According to The Associated Press, three people were buried Thursday in the rocky soil of La Mora's small cemetery: Dawna Ray Langford, 43, and her sons Trevor, 11, and Rogan, 2. Five of Langford's other children were also wounded in the attack, The Los Angeles Times reported.
The memorial service for Dawna Langford and her two sons. They were part of the group of nine women and children killed in northern Mexico on Monday.— Kate Linthicum (@katelinthicum) November 7, 2019
Five of her other children were wounded and are in a hospital in Az. https://t.co/3XUigpd4ik pic.twitter.com/fA5umbN74j
The other slain victims, including four other children and two women, were excepted to be buried later in Colonia LeBaron, the AP reported.
Authorities continued to search Thursday for the people behind the attack, which happened Monday on a dirt road in northern Mexico.
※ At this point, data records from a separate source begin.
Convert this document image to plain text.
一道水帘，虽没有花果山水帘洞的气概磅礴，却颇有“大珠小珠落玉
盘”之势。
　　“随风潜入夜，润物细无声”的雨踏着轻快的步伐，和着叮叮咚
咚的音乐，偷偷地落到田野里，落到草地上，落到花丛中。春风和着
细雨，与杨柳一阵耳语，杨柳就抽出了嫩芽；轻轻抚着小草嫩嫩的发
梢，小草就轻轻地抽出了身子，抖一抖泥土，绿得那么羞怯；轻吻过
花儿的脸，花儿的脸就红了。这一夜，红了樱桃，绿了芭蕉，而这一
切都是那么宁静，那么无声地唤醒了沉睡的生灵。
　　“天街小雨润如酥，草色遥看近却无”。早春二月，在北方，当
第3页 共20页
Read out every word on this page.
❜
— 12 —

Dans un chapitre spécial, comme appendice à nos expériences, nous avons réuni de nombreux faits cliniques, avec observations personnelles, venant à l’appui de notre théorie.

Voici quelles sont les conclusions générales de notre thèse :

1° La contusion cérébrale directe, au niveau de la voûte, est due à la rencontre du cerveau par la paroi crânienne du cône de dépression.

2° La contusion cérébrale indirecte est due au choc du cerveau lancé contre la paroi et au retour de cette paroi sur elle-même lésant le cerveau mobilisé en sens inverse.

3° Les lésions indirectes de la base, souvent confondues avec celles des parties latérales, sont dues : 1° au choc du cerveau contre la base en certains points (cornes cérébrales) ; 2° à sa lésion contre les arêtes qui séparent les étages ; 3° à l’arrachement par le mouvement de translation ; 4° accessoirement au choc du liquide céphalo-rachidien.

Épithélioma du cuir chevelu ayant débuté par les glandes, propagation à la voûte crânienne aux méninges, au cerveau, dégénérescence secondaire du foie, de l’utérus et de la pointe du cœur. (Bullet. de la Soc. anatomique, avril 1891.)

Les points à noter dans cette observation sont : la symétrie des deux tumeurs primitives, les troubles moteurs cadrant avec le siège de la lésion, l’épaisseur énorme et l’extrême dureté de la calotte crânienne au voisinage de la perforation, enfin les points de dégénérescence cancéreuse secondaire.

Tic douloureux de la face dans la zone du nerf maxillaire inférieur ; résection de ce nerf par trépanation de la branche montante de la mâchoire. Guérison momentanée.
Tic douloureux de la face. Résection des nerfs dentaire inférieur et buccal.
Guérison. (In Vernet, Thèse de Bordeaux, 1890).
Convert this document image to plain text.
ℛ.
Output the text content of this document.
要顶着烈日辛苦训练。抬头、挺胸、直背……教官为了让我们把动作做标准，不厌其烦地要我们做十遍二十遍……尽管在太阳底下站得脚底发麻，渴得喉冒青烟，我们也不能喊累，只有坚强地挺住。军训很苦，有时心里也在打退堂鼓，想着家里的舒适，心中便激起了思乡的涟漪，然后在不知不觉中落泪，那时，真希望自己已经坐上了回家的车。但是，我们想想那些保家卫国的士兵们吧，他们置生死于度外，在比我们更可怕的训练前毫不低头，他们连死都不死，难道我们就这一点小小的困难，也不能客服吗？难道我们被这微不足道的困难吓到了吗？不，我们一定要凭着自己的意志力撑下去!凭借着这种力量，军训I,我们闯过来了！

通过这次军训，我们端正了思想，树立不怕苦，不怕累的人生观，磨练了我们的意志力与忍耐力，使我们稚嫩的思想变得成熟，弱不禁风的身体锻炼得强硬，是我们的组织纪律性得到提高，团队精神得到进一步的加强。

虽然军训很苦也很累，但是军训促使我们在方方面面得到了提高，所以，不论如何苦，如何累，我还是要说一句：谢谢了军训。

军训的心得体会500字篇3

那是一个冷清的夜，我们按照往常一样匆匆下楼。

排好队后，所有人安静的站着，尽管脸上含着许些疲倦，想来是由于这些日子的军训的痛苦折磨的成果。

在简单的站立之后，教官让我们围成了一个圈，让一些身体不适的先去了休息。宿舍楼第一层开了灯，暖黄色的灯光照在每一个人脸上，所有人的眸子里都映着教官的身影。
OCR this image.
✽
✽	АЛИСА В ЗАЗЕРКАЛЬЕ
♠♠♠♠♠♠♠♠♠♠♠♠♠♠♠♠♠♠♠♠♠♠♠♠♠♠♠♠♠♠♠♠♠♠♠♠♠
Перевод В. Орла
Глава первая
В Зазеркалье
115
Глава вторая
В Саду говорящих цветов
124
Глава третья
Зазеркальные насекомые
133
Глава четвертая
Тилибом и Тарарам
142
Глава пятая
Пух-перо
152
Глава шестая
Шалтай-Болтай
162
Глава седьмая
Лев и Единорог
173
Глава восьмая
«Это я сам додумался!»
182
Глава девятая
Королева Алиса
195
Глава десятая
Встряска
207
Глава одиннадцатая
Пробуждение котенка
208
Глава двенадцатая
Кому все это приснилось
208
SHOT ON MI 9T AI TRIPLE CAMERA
Members of the LeBaron family were traveling in large SUVs which officials said might have led the attackers to believe they were members of a rival gang. The Juarez drug cartel is fighting a vicious turf war against a faction of the Sinaloa cartel in the area.
Update 7:30 p.m. EST Nov. 6: Mexican officials say a suspect who was arrested in the border city of Agua Prieta with assault rifles was not involved in the killing of three American women and six children.
Alfonso Durazo, a public security official, said Wednesday that preliminary information indicates that the suspect who was detained Tuesday is not linked to the attack.
Criminal investigators in northern Mexico earlier said the suspect was under investigation for a possible connection to the killings.
Update 10:30 a.m. EST Nov. 6: Cesar Peniche Espejel, the attorney general for the state of Chihuahua, confirmed the arrest of a suspect in the LeBaron family killings in an interview Tuesday on Mexico's Imagen Radio, CNN reported.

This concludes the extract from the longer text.